Quarterly restore drill: Schedule a calendar event every quarter to spin up a restore from production backups to a temporary EC2 instance. Time it, document the actual RTO, and compare against your SLO. If your RTO SLO is 4 hours but the drill takes 5.5 hours, you have a gap to close before the real incident — not during it.

Part 3 — Zero-Downtime Migration Procedure

Every schema migration goes through four gates before reaching production. The runbook defines what each gate checks.

# Gate 1: Local review — does the migration require a full table lock?
# Dangerous: ALTER TABLE users ADD COLUMN age INT NOT NULL DEFAULT 0;
#   (acquires AccessExclusiveLock on the whole table for the DEFAULT backfill)
# Safe: ALTER TABLE users ADD COLUMN age INT;  -- then backfill in batches

# Gate 2: Staging apply — measure execution time and lock wait time
psql -U postgres -c "
SET lock_timeout = '2s';   -- fail fast if another query holds the lock
SET statement_timeout = '30s';
\i migrations/V45__add_age_column.sql
"

# Gate 3: CI pipeline dry-run using Flyway's validate + dryRun mode
flyway -url=jdbc:postgresql://staging-db:5432/app \
       -user=flyway \
       -password=\${FLYWAY_PASSWORD} \
       -dryRunOutput=/tmp/V45_dryrun.sql \
       migrate

# Gate 4: Production apply with online schema change for large tables (>50 M rows)
# Use pg_repack for bloat-sensitive tables, or a shadow-table approach
pg_repack --host=vip.db.internal --port=5000 --username=postgres \
          --table=users --no-superuser-check

# Monitor lock waits during migration window
psql -U postgres -c "
SELECT pid, wait_event_type, wait_event, query_start, left(query, 80)
FROM pg_stat_activity
WHERE wait_event_type = 'Lock'
ORDER BY query_start;
"

Part 4 — Incident Decision Tree

The runbook must reduce cognitive load to near zero during an incident. A decision tree forces structured thinking when adrenaline degrades it.

Database incident decision tree: triage from the firing alert through failover, metrics-based diagnosis, and restore, ending in a postmortem.

Part 5 — Runbook Maintenance and Testing

A runbook that has not been exercised recently is a liability. At big-tech companies, database runbooks are owned by a named team, versioned in git, reviewed quarterly, and validated through scheduled game days. The following table defines the minimum testing cadence for this runbook:

Monthly: Verify that all monitoring alerts still fire correctly by running patronictl pause on the primary in staging and confirming that the "primary unreachable" PagerDuty alert fires within 2 minutes.
Quarterly: Full restore drill from a production pgBackRest backup to a temporary host. Record the actual wall-clock RTO and RPO and compare against the documented SLOs.
Before every major migration: Apply the migration to a production-sized staging clone. Record lock hold time. If it exceeds 500 ms, escalate to an online schema change strategy.
After every incident: Update the runbook with the actual steps taken, add any new failure mode discovered, and tag the git commit with the incident ID.
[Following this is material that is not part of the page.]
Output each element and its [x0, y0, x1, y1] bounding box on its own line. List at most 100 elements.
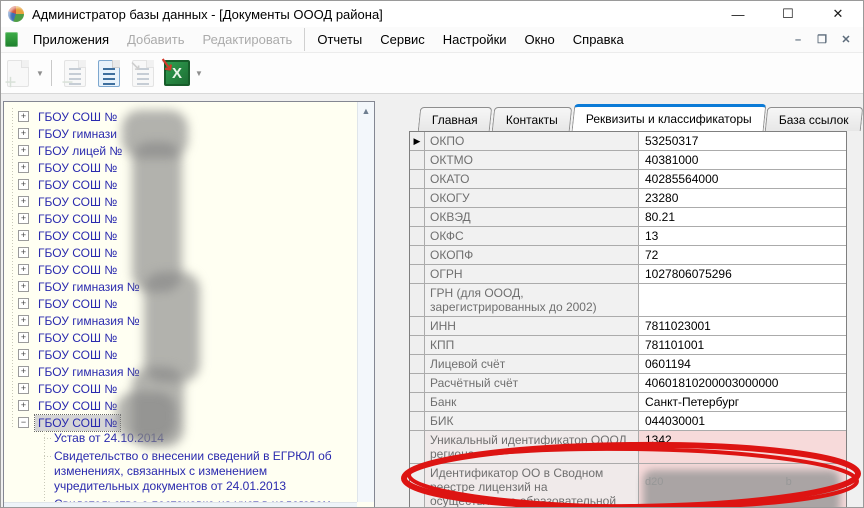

The single most important sentence in any runbook: "This procedure was last tested on [DATE] by [PERSON] and took [DURATION] to complete." If that sentence cannot be filled in, the procedure is theoretical, not operational. Every section of your runbook must carry this footer.

Congratulations on completing the Databases in Production tutorial. You now hold the full operator toolkit: you can design and validate HA topologies, write and test backup procedures, apply zero-downtime schema changes, manage connection pools under load, instrument every critical metric, and — critically — act from a runbook rather than instinct when the alert fires at 2 AM. That is the difference between surviving production and mastering it.